Bonheur articiel et amis imaginaires
Kurt, qu'il s'appelait donc, ce garçon dont les seules convictions étaient apparemment d'être heureux artificiellement.
Il ôta son bras de mes épaules - la chaleur ouate de son pull laissant place à un vide irremplaçable - puis continua son récit :
- Une adolescence de merde, un divorce de merde, une société de merde... Ce qui me fait survivre c'est ça, dit-il en soulevant la manche de son haut jusqu'au coude.
Au revers de son coude, la peau y était boursouflée, un peu cicatrisée. Je n'étais pas une junkie, mais je n'étais pas stupide non plus ; mon Kurt était un adepte de l'héroïne.
- Avant l'H, il y avait Boddah, continua-t-il. Boddah est encore là. Il sera présent jusque ma mort, voire même encore après, je le sens. Je le vois.
- Boddah est un ami ?
Je fis mine de ne pas comprendre alors que moi-même était une adepte.
- Ouais, c'est ça ! s'empressa-t-il. Un ami, un confident. Les gens disent que je suis fou quand je leur parle de Boddah. Toi tu me comprends, Léna.
Moi, je te comprends hein.
Sur ces paroles, j'eus encore plus envie d'être sur la même longueur d'onde que lui, lui qui semblait, aussi bizarre que cela puisse paraître, heureux. J'eus soudainement le fantasme étrange de partager la même seringue que lui. Que les gouttes de son sang infiltrent mes veines en même temps que ce sucre magique.
Léna, reprends tes esprits ! me sermonna Scotty.

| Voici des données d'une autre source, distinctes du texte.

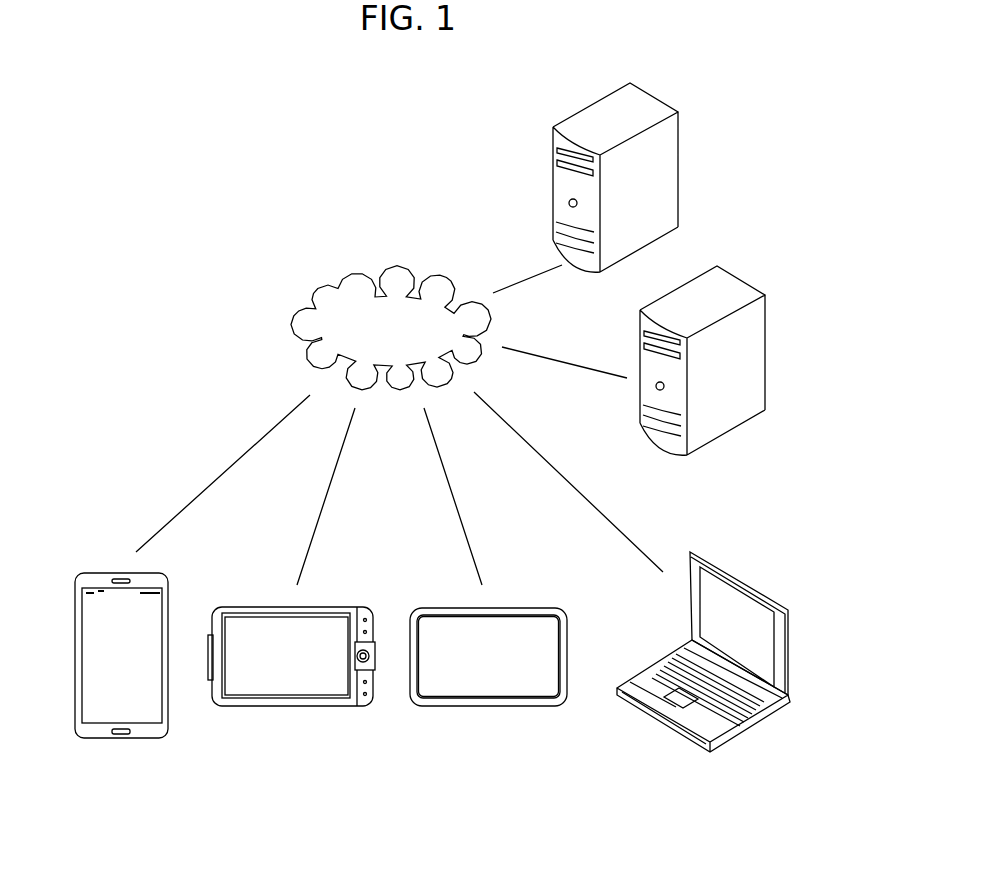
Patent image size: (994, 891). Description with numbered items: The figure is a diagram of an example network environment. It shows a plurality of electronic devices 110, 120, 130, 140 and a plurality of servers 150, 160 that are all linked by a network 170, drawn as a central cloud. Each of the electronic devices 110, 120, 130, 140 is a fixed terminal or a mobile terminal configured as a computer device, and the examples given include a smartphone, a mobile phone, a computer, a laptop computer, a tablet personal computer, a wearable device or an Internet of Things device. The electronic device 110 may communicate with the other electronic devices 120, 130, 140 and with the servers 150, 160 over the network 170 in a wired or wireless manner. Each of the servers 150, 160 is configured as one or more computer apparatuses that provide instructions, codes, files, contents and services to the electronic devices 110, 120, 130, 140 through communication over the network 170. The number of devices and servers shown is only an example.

The electronic device 110 is at (120, 738).
The electronic device 120 is at (293, 706).
The electronic device 130 is at (488, 706).
The electronic device 140 is at (790, 650).
The server 150 is at (767, 350).
The server 160 is at (680, 167).
The network 170 is at (396, 266).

- Je te comprends, je poursuivis, car mon Boddah à moi se prénomme Scotty. J'aimerais beaucoup que tu puisses le voir, seulement il est timide.
Scotty leva les yeux au ciel, pensant sûrement que si Kurt ne pouvait le voir c'était simplement car seule sa tarée de créatrice pouvait le faire.
- Tu joues de la guitare ? je demandai, passant du coq à l'âne.
Il prit place sur le tabouret à ma droite et me répondit, sourire pré-fabriqué aux lèvres :
- Je suis musicien, Léna ! Je compose, tiens, t'as qu'à venir chez moi demain pour que je te montre ! Oh non, mieux ! Je donnerai un concert rien pour toi au bar, ça te convient ?
Si seulement il avait pas été sous H.
Il se mit à jouer avec mes cheveux bruns - jaunes fluo aux reflets du néon - entremêlant ses doigts si délicats dans ces tissus capillaires.
- Je reviens demain, même heure. Tu seras là ?
Kurt passa une main dans ses cheveux sales puis acquiesça :
- Bien sûr, ici c'est chez moi, rigola-t-il.